Interrogé sur ses propos qui ont fait grand bruit vendredi, le premier ministre Justin Trudeau est revenu sur sa position en ce qui concerne les caricatures du prophète Mahomet et la liberté d’expression.
S’il avait exprimé sa volonté de défendre la liberté d’expression comme «une valeur et un principe fondamental pour toute société libre», Justin Trudeau avait initialement ajouté qu’elle n’était pas «sans limites».
«Dans une société pluraliste, diverse et respectueuse comme la nôtre, nous nous devons d’être conscients de l’impact de nos mots, de nos gestes, sur d’autres, particulièrement ces communautés, ces populations qui vivent énormément de discrimination encore» – Justin Trudeau, premier ministre du Canada.
M. Trudeau avait aussi comparé les publications des caricatures de Mahomet à l’acte de crier «au feu» dans un cinéma bondé.

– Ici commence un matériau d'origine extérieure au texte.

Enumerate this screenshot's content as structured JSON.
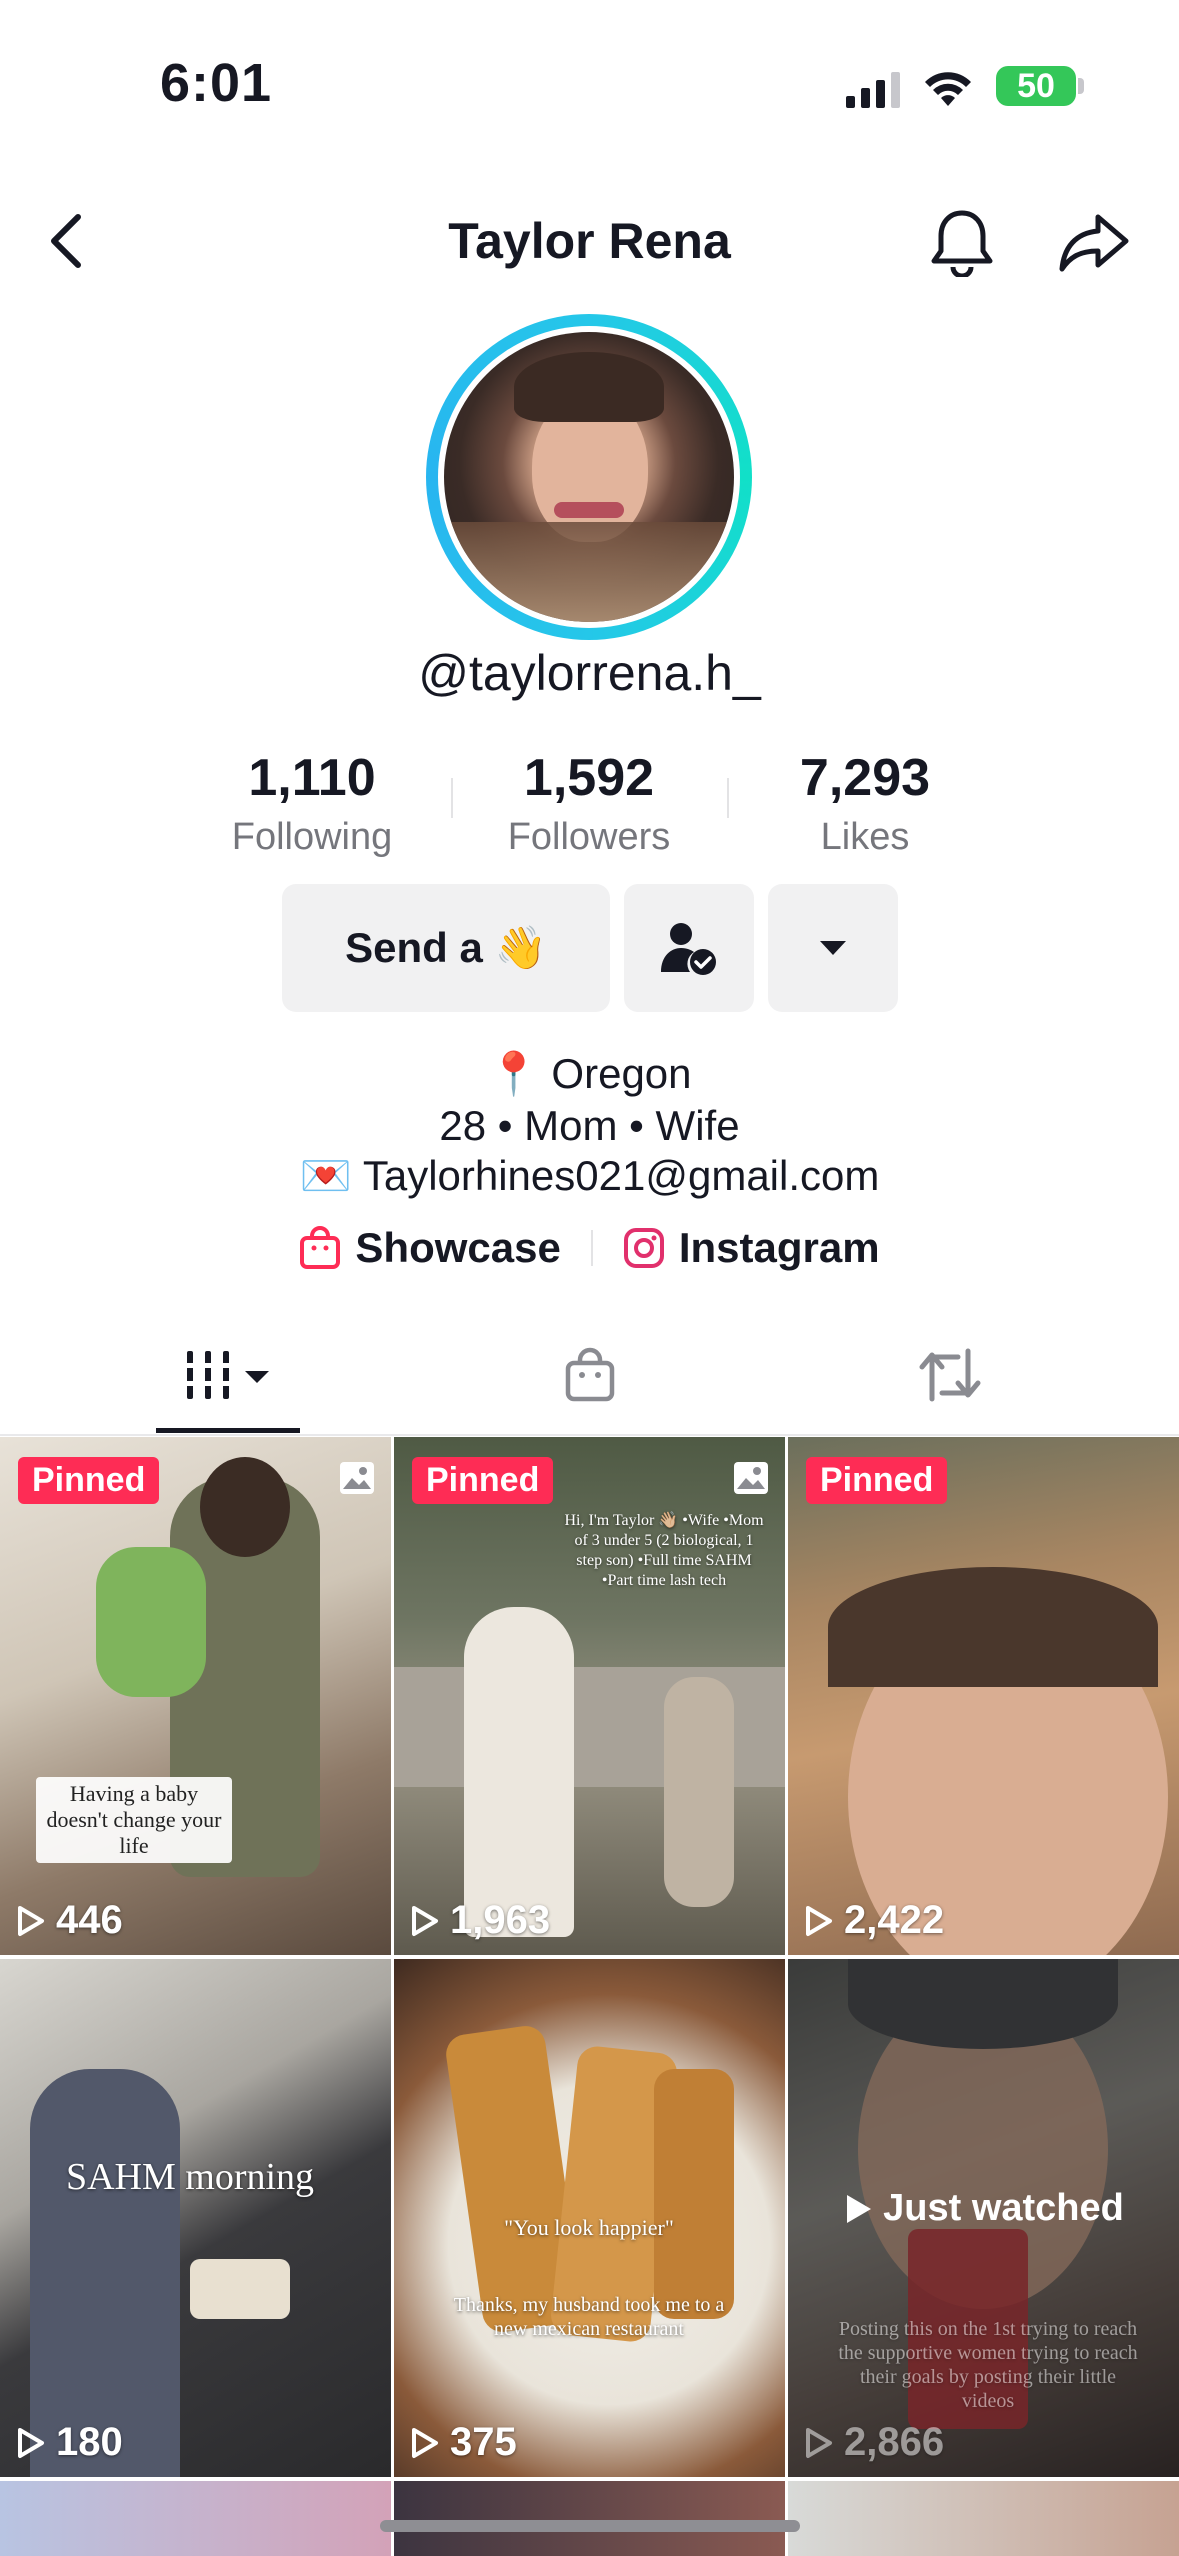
{
  "status_bar": {
    "time": "6:01",
    "battery": "50"
  },
  "header": {
    "title": "Taylor Rena"
  },
  "profile": {
    "handle": "@taylorrena.h_",
    "stats": [
      {
        "value": "1,110",
        "label": "Following"
      },
      {
        "value": "1,592",
        "label": "Followers"
      },
      {
        "value": "7,293",
        "label": "Likes"
      }
    ],
    "send_button": "Send a 👋",
    "bio": {
      "location": "📍 Oregon",
      "line2": "28 • Mom • Wife",
      "email": "💌 Taylorhines021@gmail.com"
    },
    "links": {
      "showcase": "Showcase",
      "instagram": "Instagram"
    }
  },
  "tabs": [
    "videos-tab",
    "shop-tab",
    "reposts-tab"
  ],
  "grid": [
    {
      "pinned": "Pinned",
      "views": "446",
      "caption": "Having a baby doesn't change your life"
    },
    {
      "pinned": "Pinned",
      "views": "1,963",
      "caption": "Hi, I'm Taylor 👋🏼 •Wife •Mom of 3 under 5 (2 biological, 1 step son) •Full time SAHM •Part time lash tech"
    },
    {
      "pinned": "Pinned",
      "views": "2,422",
      "caption": ""
    },
    {
      "pinned": "",
      "views": "180",
      "caption": "SAHM morning"
    },
    {
      "pinned": "",
      "views": "375",
      "caption_top": "\"You look happier\"",
      "caption": "Thanks, my husband took me to a new mexican restaurant"
    },
    {
      "pinned": "",
      "views": "2,866",
      "overlay": "Just watched",
      "caption": "Posting this on the 1st trying to reach the supportive women trying to reach their goals by posting their little videos"
    }
  ],
  "colors": {
    "accent": "#fe2c55",
    "ring": "#25c7e9",
    "battery": "#34c759"
  }
}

Interrogé aujourd’hui lors de son point presse sur la situation de la COVID-19, le premier ministre a réitéré la condamnation des actes terroristes perpétrés en France, qu’il juge «absolument inacceptables et absolument injustifiables.»

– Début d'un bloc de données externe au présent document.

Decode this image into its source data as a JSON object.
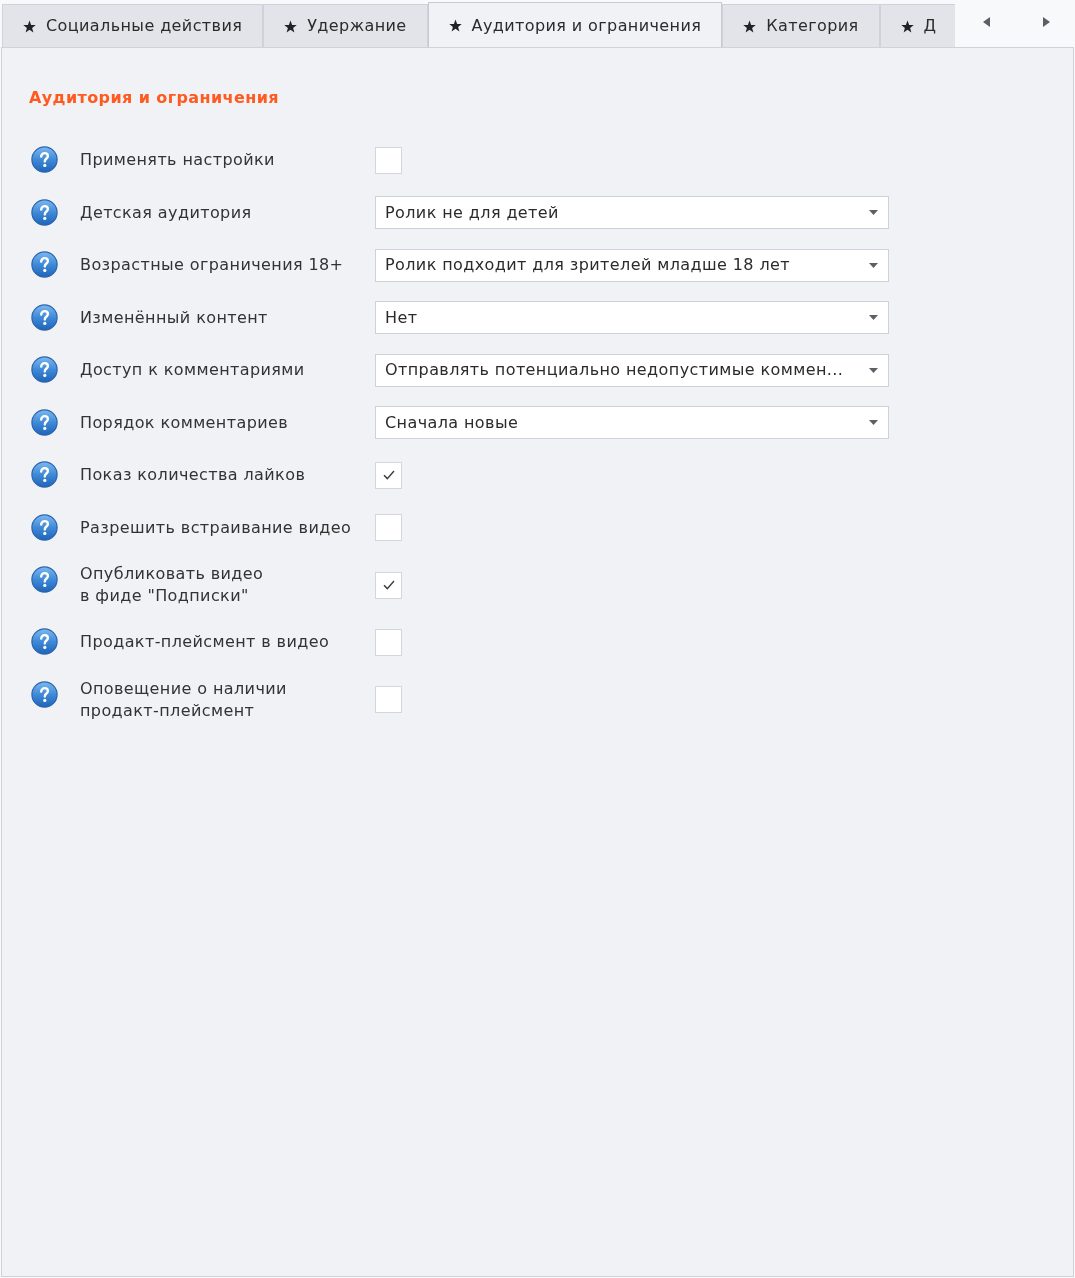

Justin Trudeau a ensuite fait volte-face sur sa position de vendredi et déclaré ne pas condamner la publication de ces caricatures.
«Je pense que c’est important qu’on continue d’avoir et qu’on défende la liberté d’expression, c’est toujours important. Et nos artistes, nos chroniqueurs nous font réfléchir, nous mettent au défi et ont une contribution extrêmement importante à notre société. Nous allons toujours défendre la liberté d’expression.», a-t-il déclaré lors des questions de son point presse.
Une position initiale ambiguë qui a fait réagir
La position initiale de M. Trudeau avait fait réagir notamment du côté des partis d’opposition.
Le Bloc québécois a notamment reproché au premier ministre de donner des «circonstances atténuantes» à des actes de violence injustifiables. Le chef bloquiste Yves-François Blanchet avait déclaré lundi que le premier ministre Trudeau «ne parle pas pour le Québec en matière de laïcité, de liberté d’expression et de solidarité».
La prise de position de Justin Trudeau a aussi fait réagir en France, notamment dans un article du quotidien Le Monde qui titre: «Le soutien mesuré et ambigu de Justin Trudeau à la France».
Le premier ministre québécois François Legault a aussi choisi le camp du président français lundi lors d’un point presse.
Ce matin, le premier ministre québécois a reçu un appel de la part du président français pour le remercier de son soutien. Ce qui n’a pas été le cas de Justin Trudeau.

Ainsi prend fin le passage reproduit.